これにより、株式市場での企業の評価が下がるだけでなく、IPOそのものの成功にも悪影響を及ぼすことが考えられます。
法令違反のリスク
内部統制は、企業の業務プロセスや財務報告の正確性を確保するための仕組みですが、この仕組みが整備されていない場合、法律や規制に抵触する可能性が高まります。
内部統制が不十分な状態では、財務報告や業務の運営が法律に則ったものであるかどうかの確認が難しくなります。
そのため、企業は適切な会計基準や税法、労働法などの遵守を怠るリスクが高まるのです。
IPOを目指す企業は、内部統制の整備に注力し、法令遵守を徹底することが大切と言えるでしょう。
企業のレピュテーション低下のリスク
内部統制の不備は企業のレピュテーションに深刻な影響を与えるリスクとなります。
投資家やステークホルダーは、企業の財務情報に基づいて意思決定を行いますが、これが不正確であれば、彼らの信頼を失うことになります。

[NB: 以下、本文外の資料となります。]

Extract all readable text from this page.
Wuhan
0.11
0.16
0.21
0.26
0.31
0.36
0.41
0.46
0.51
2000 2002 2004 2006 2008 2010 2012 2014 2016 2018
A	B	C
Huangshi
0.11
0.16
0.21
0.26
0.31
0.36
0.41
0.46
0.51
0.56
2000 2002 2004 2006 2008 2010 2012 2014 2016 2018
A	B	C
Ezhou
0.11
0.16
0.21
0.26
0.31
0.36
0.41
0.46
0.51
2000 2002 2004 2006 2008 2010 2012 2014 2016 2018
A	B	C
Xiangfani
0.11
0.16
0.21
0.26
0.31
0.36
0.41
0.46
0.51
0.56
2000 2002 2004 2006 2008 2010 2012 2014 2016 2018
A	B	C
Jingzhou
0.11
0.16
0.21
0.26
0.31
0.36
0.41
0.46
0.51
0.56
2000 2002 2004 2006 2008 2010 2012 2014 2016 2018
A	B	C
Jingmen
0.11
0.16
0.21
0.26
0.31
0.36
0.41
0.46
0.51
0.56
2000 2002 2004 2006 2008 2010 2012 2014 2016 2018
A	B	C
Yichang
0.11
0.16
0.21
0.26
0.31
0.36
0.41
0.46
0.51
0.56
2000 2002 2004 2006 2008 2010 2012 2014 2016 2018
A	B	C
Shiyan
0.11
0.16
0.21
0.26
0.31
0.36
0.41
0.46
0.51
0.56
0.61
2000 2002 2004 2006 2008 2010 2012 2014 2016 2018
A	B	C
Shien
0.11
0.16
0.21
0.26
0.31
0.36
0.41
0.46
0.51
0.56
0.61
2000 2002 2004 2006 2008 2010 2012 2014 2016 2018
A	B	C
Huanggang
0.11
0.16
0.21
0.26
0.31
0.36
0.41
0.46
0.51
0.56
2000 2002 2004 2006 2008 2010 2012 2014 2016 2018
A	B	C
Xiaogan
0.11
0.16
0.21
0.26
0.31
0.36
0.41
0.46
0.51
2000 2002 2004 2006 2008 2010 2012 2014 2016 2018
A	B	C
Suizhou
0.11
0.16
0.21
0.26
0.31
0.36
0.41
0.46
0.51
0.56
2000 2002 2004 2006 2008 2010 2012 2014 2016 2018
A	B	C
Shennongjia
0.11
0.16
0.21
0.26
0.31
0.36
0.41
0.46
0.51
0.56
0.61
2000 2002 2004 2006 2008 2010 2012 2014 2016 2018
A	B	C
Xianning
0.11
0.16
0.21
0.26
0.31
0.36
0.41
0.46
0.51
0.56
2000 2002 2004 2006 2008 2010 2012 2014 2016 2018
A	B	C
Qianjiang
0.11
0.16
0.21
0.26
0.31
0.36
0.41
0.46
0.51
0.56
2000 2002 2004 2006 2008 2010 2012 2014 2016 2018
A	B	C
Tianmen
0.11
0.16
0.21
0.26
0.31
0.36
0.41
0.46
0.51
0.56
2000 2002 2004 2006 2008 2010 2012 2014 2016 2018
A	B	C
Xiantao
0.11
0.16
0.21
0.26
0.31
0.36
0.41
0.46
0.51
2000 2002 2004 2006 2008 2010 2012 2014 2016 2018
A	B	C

たとえば、誤った利益計上や隠された負債が発覚した場合、企業の信頼性が著しく損なわれ、長期的な関係構築が難しくなるでしょう。
このような事態は、IPOプロセスにおいて特に危険であり、潜在的な投資家の関心を失わせる要因となるのです。
社内規程やマニュアルを整備したり、従業員の教育を徹底したりなど、レピュテーションリスクを管理するようにしましょう。
IPOで内部統制を成功させるためのポイント
最後に、IPOで内部統制を成功させるためのポイントを2つご紹介します。
- PDCAサイクルを徹底する
- 各部門で密なコミュニケーションを図る
詳しく解説します。
PDCAサイクルを徹底する
IPOを成功させるためには、内部統制の強化が欠かせませんが、その実現にはPDCAサイクルの徹底が重要です。
計画段階では、企業が目指す目標に応じた具体的な内部統制の枠組みを策定することが求められます。

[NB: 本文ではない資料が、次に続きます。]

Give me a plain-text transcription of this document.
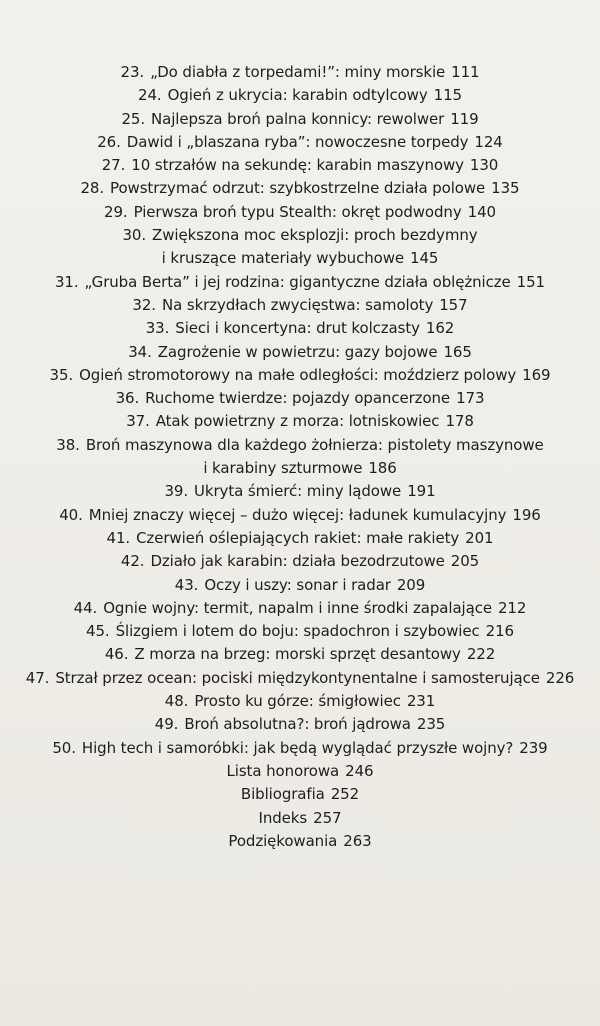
23. „Do diabła z torpedami!”: miny morskie 111
24. Ogień z ukrycia: karabin odtylcowy 115
25. Najlepsza broń palna konnicy: rewolwer 119
26. Dawid i „blaszana ryba”: nowoczesne torpedy 124
27. 10 strzałów na sekundę: karabin maszynowy 130
28. Powstrzymać odrzut: szybkostrzelne działa polowe 135
29. Pierwsza broń typu Stealth: okręt podwodny 140
30. Zwiększona moc eksplozji: proch bezdymny
i kruszące materiały wybuchowe 145
31. „Gruba Berta” i jej rodzina: gigantyczne działa oblężnicze 151
32. Na skrzydłach zwycięstwa: samoloty 157
33. Sieci i koncertyna: drut kolczasty 162
34. Zagrożenie w powietrzu: gazy bojowe 165
35. Ogień stromotorowy na małe odległości: moździerz polowy 169
36. Ruchome twierdze: pojazdy opancerzone 173
37. Atak powietrzny z morza: lotniskowiec 178
38. Broń maszynowa dla każdego żołnierza: pistolety maszynowe
i karabiny szturmowe 186
39. Ukryta śmierć: miny lądowe 191
40. Mniej znaczy więcej – dużo więcej: ładunek kumulacyjny 196
41. Czerwień oślepiających rakiet: małe rakiety 201
42. Działo jak karabin: działa bezodrzutowe 205
43. Oczy i uszy: sonar i radar 209
44. Ognie wojny: termit, napalm i inne środki zapalające 212
45. Ślizgiem i lotem do boju: spadochron i szybowiec 216
46. Z morza na brzeg: morski sprzęt desantowy 222
47. Strzał przez ocean: pociski międzykontynentalne i samosterujące 226
48. Prosto ku górze: śmigłowiec 231
49. Broń absolutna?: broń jądrowa 235
50. High tech i samoróbki: jak będą wyglądać przyszłe wojny? 239
Lista honorowa 246
Bibliografia 252
Indeks 257
Podziękowania 263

この段階での明確な目標設定と、必要な内部統制のプロセスを文書化することで、全社的な方向性を一致させることが可能です。
実行段階では、計画した内容を現場で実践に移し、従業員への教育やトレーニングを経て組織全体がその取り組みに対して意識を持つようにします。その後の確認段階では、実施した内部統制の効果を検証し、改善余地があれば必要な修正を行います。
PDCAを徹底することで、柔軟に対応でき、持続的な成長を遂げることができるでしょう。
各部門で密なコミュニケーションを図る
企業の内部統制は、財務報告の正確性や業務の効率性を確保するために、さまざまな部門の協力がj必要です。

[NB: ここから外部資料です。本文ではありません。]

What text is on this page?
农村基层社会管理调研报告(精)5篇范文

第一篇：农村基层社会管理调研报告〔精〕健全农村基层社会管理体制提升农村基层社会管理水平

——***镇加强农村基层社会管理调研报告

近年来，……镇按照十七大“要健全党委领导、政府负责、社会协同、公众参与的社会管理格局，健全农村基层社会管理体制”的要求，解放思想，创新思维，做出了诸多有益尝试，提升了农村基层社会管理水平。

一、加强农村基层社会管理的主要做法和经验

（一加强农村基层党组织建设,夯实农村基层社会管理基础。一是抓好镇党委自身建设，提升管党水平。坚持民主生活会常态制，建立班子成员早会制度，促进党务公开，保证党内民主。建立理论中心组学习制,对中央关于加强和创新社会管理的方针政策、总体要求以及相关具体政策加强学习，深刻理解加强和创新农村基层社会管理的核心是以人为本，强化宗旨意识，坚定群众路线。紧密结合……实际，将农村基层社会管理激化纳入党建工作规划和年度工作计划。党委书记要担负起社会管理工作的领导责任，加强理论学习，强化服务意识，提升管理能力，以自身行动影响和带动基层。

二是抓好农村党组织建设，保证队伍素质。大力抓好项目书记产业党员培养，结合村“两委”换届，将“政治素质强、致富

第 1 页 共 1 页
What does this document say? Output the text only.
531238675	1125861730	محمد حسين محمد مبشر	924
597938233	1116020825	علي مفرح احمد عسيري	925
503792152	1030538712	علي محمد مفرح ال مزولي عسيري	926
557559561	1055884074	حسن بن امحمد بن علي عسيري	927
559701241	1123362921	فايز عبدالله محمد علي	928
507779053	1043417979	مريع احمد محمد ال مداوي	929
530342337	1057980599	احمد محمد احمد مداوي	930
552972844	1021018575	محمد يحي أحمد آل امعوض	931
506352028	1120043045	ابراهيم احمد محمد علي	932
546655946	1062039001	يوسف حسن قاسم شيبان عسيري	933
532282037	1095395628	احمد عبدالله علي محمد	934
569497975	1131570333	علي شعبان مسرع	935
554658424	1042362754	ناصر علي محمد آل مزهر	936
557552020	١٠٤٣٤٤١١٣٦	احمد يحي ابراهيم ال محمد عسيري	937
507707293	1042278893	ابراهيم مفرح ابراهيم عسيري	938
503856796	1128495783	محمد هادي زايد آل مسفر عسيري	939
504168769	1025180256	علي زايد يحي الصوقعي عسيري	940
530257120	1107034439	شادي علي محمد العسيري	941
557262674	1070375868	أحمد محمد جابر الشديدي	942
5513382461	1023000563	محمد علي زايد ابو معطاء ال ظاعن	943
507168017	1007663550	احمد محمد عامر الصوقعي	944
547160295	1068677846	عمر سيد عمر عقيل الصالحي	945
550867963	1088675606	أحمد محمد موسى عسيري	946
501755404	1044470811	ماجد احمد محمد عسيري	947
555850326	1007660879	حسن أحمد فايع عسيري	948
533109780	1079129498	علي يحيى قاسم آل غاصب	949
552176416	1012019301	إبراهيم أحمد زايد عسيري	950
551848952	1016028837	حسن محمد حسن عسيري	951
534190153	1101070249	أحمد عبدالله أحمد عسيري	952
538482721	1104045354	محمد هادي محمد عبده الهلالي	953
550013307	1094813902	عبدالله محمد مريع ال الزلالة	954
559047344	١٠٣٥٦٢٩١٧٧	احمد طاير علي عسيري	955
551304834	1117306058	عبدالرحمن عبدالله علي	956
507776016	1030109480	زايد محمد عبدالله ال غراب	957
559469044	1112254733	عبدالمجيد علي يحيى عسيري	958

経営層、管理部門、現場部門間など、それぞれの役割と責任を明確にし、その理解を促進するために、定期的なミーティングを行うのがおすすめです。
各部門が直面している課題やニーズを共有することで、全体像を把握しやすくなります。
特にIPOに向けては、法令遵守や財務報告の透明性が求められるため、部門間での情報交換は、リスクの特定や対策の策定においても重要です。
まとめ
内部統制とは、企業が業務を円滑に行い、正確な財務報告を行うための仕組みやプロセスであり、投資家や市場からの信頼を得るために必要な要素です。
財務報告の信頼性向上、法令遵守の促進、業務効率化、リスク管理、そして企業文化の強化といった要素が相まって、企業の成長を支える基盤となります。
IPOを目指す企業は、内部統制の強化に注力し、効果的な体制を構築しましょう。
※ 掲載している情報は記事更新時点のものです。